I want to study the effects of L2 cache misses on CPU power consumption. To measure this, I have to create a benchmarks that gradually increase the working set size such that core activity (micro-operations executed per cycle) and L2 activity (L2 request per cycle) remain constant, but the ratio of L2 misses to L2 requests increases.
Can anyone show me an example of C program which forces "N" numbers of L2 cache misses?
You can generally force cache misses at some cache level by randomly accessing a working set larger than that cache level1.
You would expect the probability of any given load to be a miss to be something like: p(hit) = min(100, C / W)
, and p(miss) = 1 - p(hit)
where p(hit)
and p(miss)
are the probabilities of a hit and miss, C
is the relevant cache size, and W
is the working set size. So for a miss rate of 50%, use a working set of twice the cache size.
A quick look at the formula above shows that p(miss)
will never be 100%, since C/W
only goes to 0 as W goes to infinity (and you probably can't afford an infinite amount of RAM). So your options are:
Getting "close enough" by using a very large working set (e.g., 4 GB gives you a 99%+ miss chance for a 256 KB), and pretending you have a miss rate of 100%.
Applying the formula to determine the actual expected number of misses. E.g., if you are using a working size of 2560 KB against an L2 cache of 256 KB, you have a miss rate of 90%. So if you want to examine the effect of 1,000 misses, you should make 1000 / 0.9 = ~1111 memory access to get about 1,000 misses.
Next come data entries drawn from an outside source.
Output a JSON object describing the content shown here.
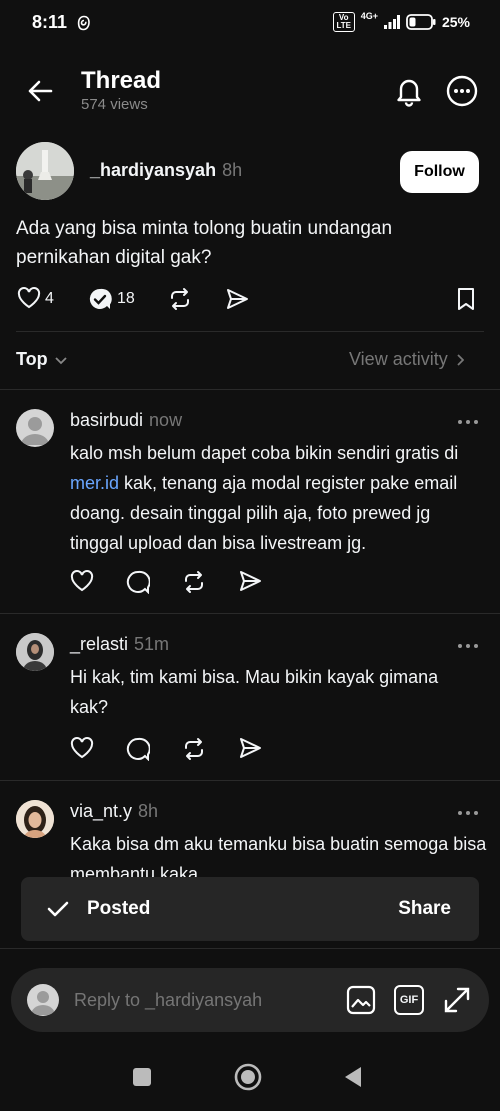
{
  "status_bar": {
    "time": "8:11",
    "network": "4G+",
    "volte": "Vo LTE",
    "battery": "25%"
  },
  "header": {
    "title": "Thread",
    "views": "574 views"
  },
  "post": {
    "username": "_hardiyansyah",
    "time": "8h",
    "follow_label": "Follow",
    "text": "Ada yang bisa minta tolong buatin undangan pernikahan digital gak?",
    "likes": "4",
    "replies": "18"
  },
  "sort": {
    "label": "Top",
    "view_activity": "View activity"
  },
  "replies": [
    {
      "username": "basirbudi",
      "time": "now",
      "text_before_link": "kalo msh belum dapet coba bikin sendiri gratis di ",
      "link": "mer.id",
      "text_after_link": " kak, tenang aja modal register pake email doang. desain tinggal pilih aja, foto prewed jg tinggal upload dan bisa livestream jg."
    },
    {
      "username": "_relasti",
      "time": "51m",
      "text": "Hi kak, tim kami bisa. Mau bikin kayak gimana kak?"
    },
    {
      "username": "via_nt.y",
      "time": "8h",
      "text": "Kaka bisa dm aku temanku bisa buatin semoga bisa membantu kaka"
    }
  ],
  "toast": {
    "message": "Posted",
    "action": "Share"
  },
  "composer": {
    "placeholder": "Reply to _hardiyansyah",
    "gif_label": "GIF"
  },
  "colors": {
    "background": "#101010",
    "link": "#6aa6ff",
    "muted": "#777777"
  }
}
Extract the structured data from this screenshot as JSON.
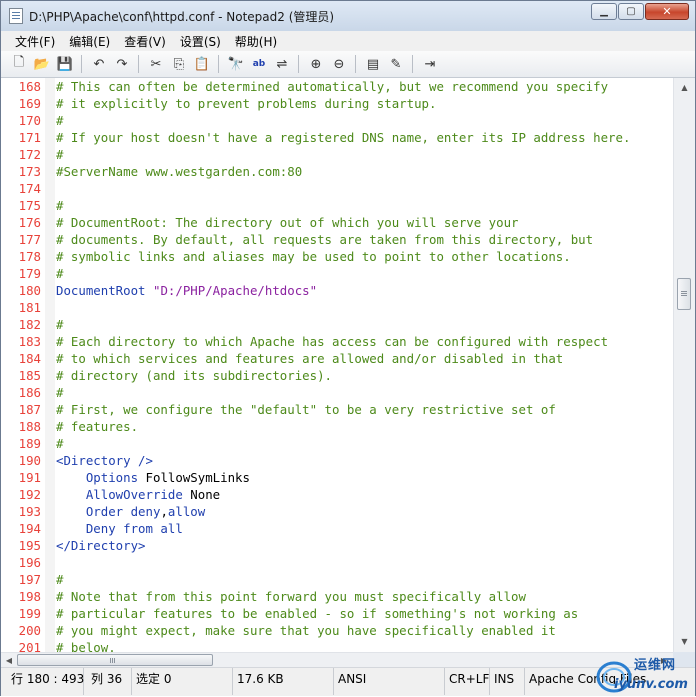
{
  "window": {
    "title": "D:\\PHP\\Apache\\conf\\httpd.conf - Notepad2 (管理员)",
    "app_icon": "notepad-icon",
    "controls": [
      "minimize-icon",
      "maximize-icon",
      "close-icon"
    ]
  },
  "menu": {
    "items": [
      "文件(F)",
      "编辑(E)",
      "查看(V)",
      "设置(S)",
      "帮助(H)"
    ]
  },
  "toolbar": {
    "buttons": [
      {
        "icon": "new-file-icon",
        "glyph": "🗋"
      },
      {
        "icon": "open-folder-icon",
        "glyph": "📂"
      },
      {
        "icon": "save-icon",
        "glyph": "💾"
      },
      {
        "icon": "undo-icon",
        "glyph": "↶"
      },
      {
        "icon": "redo-icon",
        "glyph": "↷"
      },
      {
        "icon": "cut-icon",
        "glyph": "✂"
      },
      {
        "icon": "copy-icon",
        "glyph": "⎘"
      },
      {
        "icon": "paste-icon",
        "glyph": "📋"
      },
      {
        "icon": "find-icon",
        "glyph": "🔭"
      },
      {
        "icon": "replace-icon",
        "glyph": "ab"
      },
      {
        "icon": "word-wrap-icon",
        "glyph": "⇌"
      },
      {
        "icon": "zoom-in-icon",
        "glyph": "⊕"
      },
      {
        "icon": "zoom-out-icon",
        "glyph": "⊖"
      },
      {
        "icon": "scheme-icon",
        "glyph": "▤"
      },
      {
        "icon": "customize-icon",
        "glyph": "✎"
      },
      {
        "icon": "exit-icon",
        "glyph": "⇥"
      }
    ]
  },
  "editor": {
    "lines": [
      {
        "num": "168",
        "segments": [
          {
            "t": "# This can often be determined automatically, but we recommend you specify",
            "c": "c"
          }
        ]
      },
      {
        "num": "169",
        "segments": [
          {
            "t": "# it explicitly to prevent problems during startup.",
            "c": "c"
          }
        ]
      },
      {
        "num": "170",
        "segments": [
          {
            "t": "#",
            "c": "c"
          }
        ]
      },
      {
        "num": "171",
        "segments": [
          {
            "t": "# If your host doesn't have a registered DNS name, enter its IP address here.",
            "c": "c"
          }
        ]
      },
      {
        "num": "172",
        "segments": [
          {
            "t": "#",
            "c": "c"
          }
        ]
      },
      {
        "num": "173",
        "segments": [
          {
            "t": "#ServerName www.westgarden.com:80",
            "c": "c"
          }
        ]
      },
      {
        "num": "174",
        "segments": []
      },
      {
        "num": "175",
        "segments": [
          {
            "t": "#",
            "c": "c"
          }
        ]
      },
      {
        "num": "176",
        "segments": [
          {
            "t": "# DocumentRoot: The directory out of which you will serve your",
            "c": "c"
          }
        ]
      },
      {
        "num": "177",
        "segments": [
          {
            "t": "# documents. By default, all requests are taken from this directory, but",
            "c": "c"
          }
        ]
      },
      {
        "num": "178",
        "segments": [
          {
            "t": "# symbolic links and aliases may be used to point to other locations.",
            "c": "c"
          }
        ]
      },
      {
        "num": "179",
        "segments": [
          {
            "t": "#",
            "c": "c"
          }
        ]
      },
      {
        "num": "180",
        "segments": [
          {
            "t": "DocumentRoot ",
            "c": "k"
          },
          {
            "t": "\"D:/PHP/Apache/htdocs\"",
            "c": "s"
          }
        ]
      },
      {
        "num": "181",
        "segments": []
      },
      {
        "num": "182",
        "segments": [
          {
            "t": "#",
            "c": "c"
          }
        ]
      },
      {
        "num": "183",
        "segments": [
          {
            "t": "# Each directory to which Apache has access can be configured with respect",
            "c": "c"
          }
        ]
      },
      {
        "num": "184",
        "segments": [
          {
            "t": "# to which services and features are allowed and/or disabled in that",
            "c": "c"
          }
        ]
      },
      {
        "num": "185",
        "segments": [
          {
            "t": "# directory (and its subdirectories).",
            "c": "c"
          }
        ]
      },
      {
        "num": "186",
        "segments": [
          {
            "t": "#",
            "c": "c"
          }
        ]
      },
      {
        "num": "187",
        "segments": [
          {
            "t": "# First, we configure the \"default\" to be a very restrictive set of",
            "c": "c"
          }
        ]
      },
      {
        "num": "188",
        "segments": [
          {
            "t": "# features.",
            "c": "c"
          }
        ]
      },
      {
        "num": "189",
        "segments": [
          {
            "t": "#",
            "c": "c"
          }
        ]
      },
      {
        "num": "190",
        "segments": [
          {
            "t": "<Directory />",
            "c": "k"
          }
        ]
      },
      {
        "num": "191",
        "segments": [
          {
            "t": "    Options ",
            "c": "k"
          },
          {
            "t": "FollowSymLinks",
            "c": "v"
          }
        ]
      },
      {
        "num": "192",
        "segments": [
          {
            "t": "    AllowOverride ",
            "c": "k"
          },
          {
            "t": "None",
            "c": "v"
          }
        ]
      },
      {
        "num": "193",
        "segments": [
          {
            "t": "    Order deny",
            "c": "k"
          },
          {
            "t": ",",
            "c": "v"
          },
          {
            "t": "allow",
            "c": "k"
          }
        ]
      },
      {
        "num": "194",
        "segments": [
          {
            "t": "    Deny from all",
            "c": "k"
          }
        ]
      },
      {
        "num": "195",
        "segments": [
          {
            "t": "</Directory>",
            "c": "k"
          }
        ]
      },
      {
        "num": "196",
        "segments": []
      },
      {
        "num": "197",
        "segments": [
          {
            "t": "#",
            "c": "c"
          }
        ]
      },
      {
        "num": "198",
        "segments": [
          {
            "t": "# Note that from this point forward you must specifically allow",
            "c": "c"
          }
        ]
      },
      {
        "num": "199",
        "segments": [
          {
            "t": "# particular features to be enabled - so if something's not working as",
            "c": "c"
          }
        ]
      },
      {
        "num": "200",
        "segments": [
          {
            "t": "# you might expect, make sure that you have specifically enabled it",
            "c": "c"
          }
        ]
      },
      {
        "num": "201",
        "segments": [
          {
            "t": "# below.",
            "c": "c"
          }
        ]
      }
    ]
  },
  "status": {
    "position": "行 180 : 493",
    "column": "列 36",
    "selection": "选定 0",
    "size": "17.6 KB",
    "encoding": "ANSI",
    "line_ending": "CR+LF",
    "mode": "INS",
    "scheme": "Apache Config Files"
  },
  "watermark": {
    "line1": "运维网",
    "line2": "iyunv.com"
  },
  "colors": {
    "comment": "#4d8a1a",
    "keyword": "#1f3fae",
    "string": "#8b22a0",
    "line_number": "#e8423a"
  }
}
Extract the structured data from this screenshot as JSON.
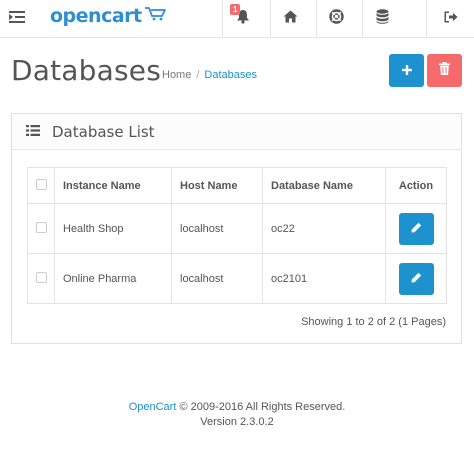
{
  "header": {
    "logo_text": "opencart",
    "alert_count": "1"
  },
  "page": {
    "title": "Databases",
    "breadcrumb": {
      "home": "Home",
      "separator": "/",
      "current": "Databases"
    }
  },
  "panel": {
    "title": "Database List",
    "columns": [
      "Instance Name",
      "Host Name",
      "Database Name",
      "Action"
    ],
    "rows": [
      {
        "instance": "Health Shop",
        "host": "localhost",
        "database": "oc22"
      },
      {
        "instance": "Online Pharma",
        "host": "localhost",
        "database": "oc2101"
      }
    ],
    "pagination": "Showing 1 to 2 of 2 (1 Pages)"
  },
  "footer": {
    "brand": "OpenCart",
    "copyright": " © 2009-2016 All Rights Reserved.",
    "version": "Version 2.3.0.2"
  },
  "colors": {
    "primary": "#1e91cf",
    "danger": "#f56b6b"
  },
  "icons": [
    "menu-toggle-icon",
    "cart-icon",
    "bell-icon",
    "home-icon",
    "life-ring-icon",
    "database-icon",
    "sign-out-icon",
    "plus-icon",
    "trash-icon",
    "list-icon",
    "pencil-icon"
  ]
}
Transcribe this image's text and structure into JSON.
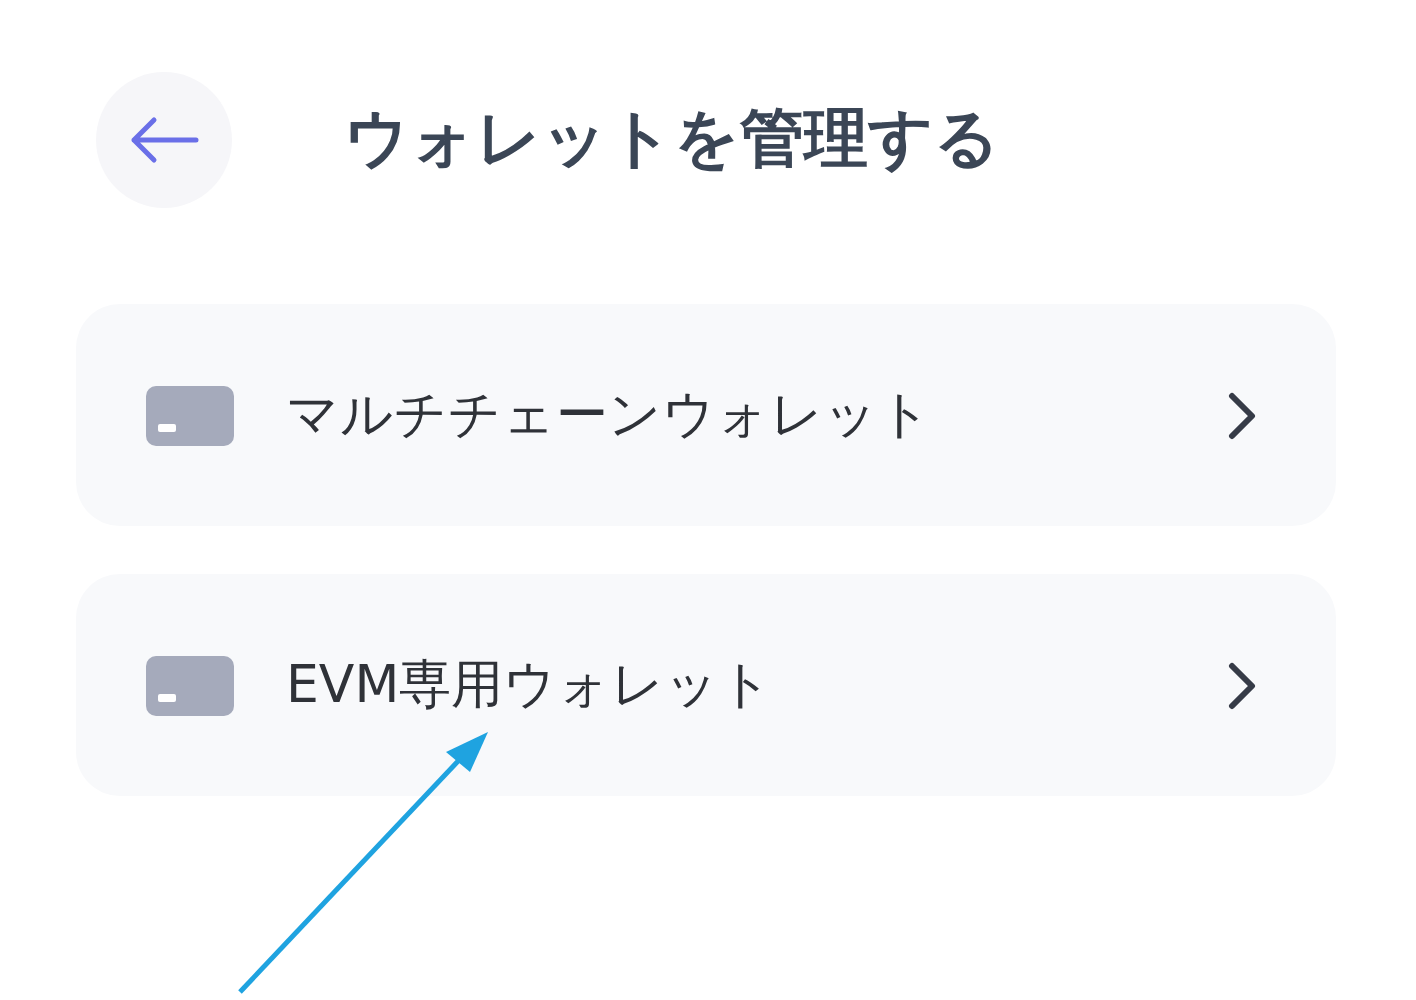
{
  "header": {
    "title": "ウォレットを管理する"
  },
  "items": [
    {
      "label": "マルチチェーンウォレット"
    },
    {
      "label": "EVM専用ウォレット"
    }
  ]
}
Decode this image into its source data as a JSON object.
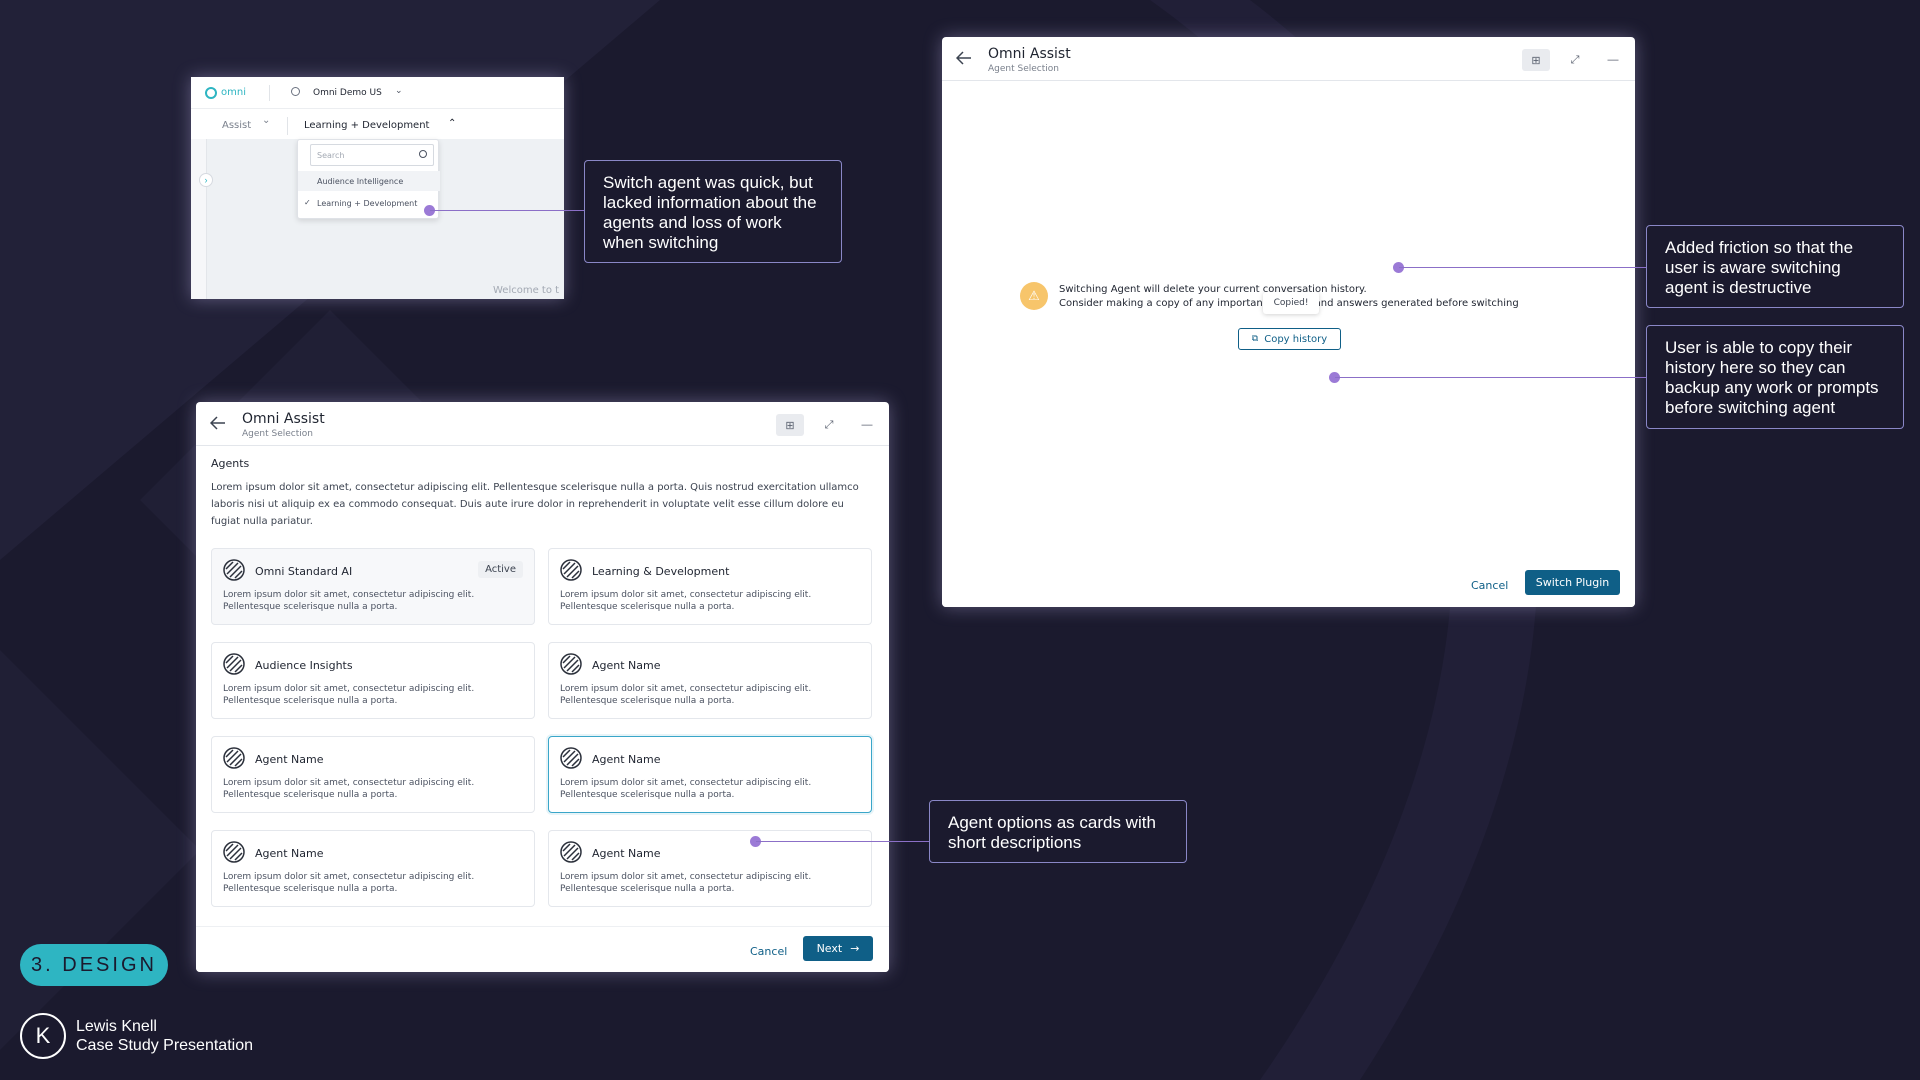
{
  "colors": {
    "background": "#1b1a2e",
    "accent": "#0f5f87",
    "callout_border": "#8a87c7",
    "connector": "#9b7ad6",
    "badge_teal": "#2eb5c2",
    "selected_border": "#3aa6c9"
  },
  "screenshot_small": {
    "logo": "omni",
    "workspace": "Omni Demo US",
    "nav_assist": "Assist",
    "nav_current": "Learning + Development",
    "search_placeholder": "Search",
    "options": [
      "Audience Intelligence",
      "Learning + Development"
    ],
    "footer_text": "Welcome to t"
  },
  "callouts": {
    "switch_agent": "Switch agent was quick, but lacked information about the agents and loss of work when switching",
    "friction": "Added friction so that the user is aware switching agent is destructive",
    "copy_history": "User is able to copy their history here so they can backup any work or prompts before switching agent",
    "agent_cards": "Agent options as cards with short descriptions"
  },
  "agents_window": {
    "title": "Omni Assist",
    "subtitle": "Agent Selection",
    "section_label": "Agents",
    "intro": "Lorem ipsum dolor sit amet, consectetur adipiscing elit. Pellentesque scelerisque nulla a porta. Quis nostrud exercitation ullamco laboris nisi ut aliquip ex ea commodo consequat. Duis aute irure dolor in reprehenderit in voluptate velit esse cillum dolore eu fugiat nulla pariatur.",
    "active_badge": "Active",
    "cards": [
      {
        "name": "Omni Standard AI",
        "desc": "Lorem ipsum dolor sit amet, consectetur adipiscing elit. Pellentesque scelerisque nulla a porta."
      },
      {
        "name": "Learning & Development",
        "desc": "Lorem ipsum dolor sit amet, consectetur adipiscing elit. Pellentesque scelerisque nulla a porta."
      },
      {
        "name": "Audience Insights",
        "desc": "Lorem ipsum dolor sit amet, consectetur adipiscing elit. Pellentesque scelerisque nulla a porta."
      },
      {
        "name": "Agent Name",
        "desc": "Lorem ipsum dolor sit amet, consectetur adipiscing elit. Pellentesque scelerisque nulla a porta."
      },
      {
        "name": "Agent Name",
        "desc": "Lorem ipsum dolor sit amet, consectetur adipiscing elit. Pellentesque scelerisque nulla a porta."
      },
      {
        "name": "Agent Name",
        "desc": "Lorem ipsum dolor sit amet, consectetur adipiscing elit. Pellentesque scelerisque nulla a porta."
      },
      {
        "name": "Agent Name",
        "desc": "Lorem ipsum dolor sit amet, consectetur adipiscing elit. Pellentesque scelerisque nulla a porta."
      },
      {
        "name": "Agent Name",
        "desc": "Lorem ipsum dolor sit amet, consectetur adipiscing elit. Pellentesque scelerisque nulla a porta."
      }
    ],
    "cancel": "Cancel",
    "next": "Next"
  },
  "confirm_window": {
    "title": "Omni Assist",
    "subtitle": "Agent Selection",
    "warning_line1": "Switching Agent will delete your current conversation history.",
    "warning_line2": "Consider making a copy of any important prompts and answers generated before switching",
    "tooltip": "Copied!",
    "copy_button": "Copy history",
    "cancel": "Cancel",
    "switch": "Switch Plugin"
  },
  "section_badge": "3. DESIGN",
  "author": {
    "name": "Lewis Knell",
    "subtitle": "Case Study Presentation",
    "logo_letter": "K"
  }
}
Use any approximate approach but then actually count the number of misses you incur using the performance counter units on your CPU. For example, on Linux you could use PAPI or on Linux and Windows you could use Intel's PCM (if you are using Intel hardware).
Use an "almost random" approach to force the number of misses you want. The formula above is valid for random accesses, but if you choose you access pattern so that it is random with the caveat that it doesn't repeat "recent" accesses, you can get a 100% miss ratio. Here "recent" means accesses to cache lines that are likely to still be in the cache. Calculating what that means exactly is tricky, and depends in detail on the associativity and replacement algorithm of the cache, but if you don't repeat any access that has occurred in the last cache_size * 10
accesses, you should be pretty safe.
As for the C code, you should at least show us what you've tried. A basic outline is to create a vector of bytes or ints or whatever with the required size, then to randomly access that vector. If you make each access dependent on the previous access (e.g., use the integer read to calculate the index of the next read) you will also get a rough measurement of the latency of that level of cache. If the accesses are independent, you'll probably have several outstanding misses to the cache at once, and get more misses per unit time. Which one you are interested in depend on what you are studying.
For an open source project that does this kind of memory testing across different stride and working set sizes, take a look at TinyMemBench.
1 This gets a bit trickier for levels of caches that are shared among cores (usually L3 for recent Intel chips, for example) - but it should work well if your machine is pretty quiet while testing.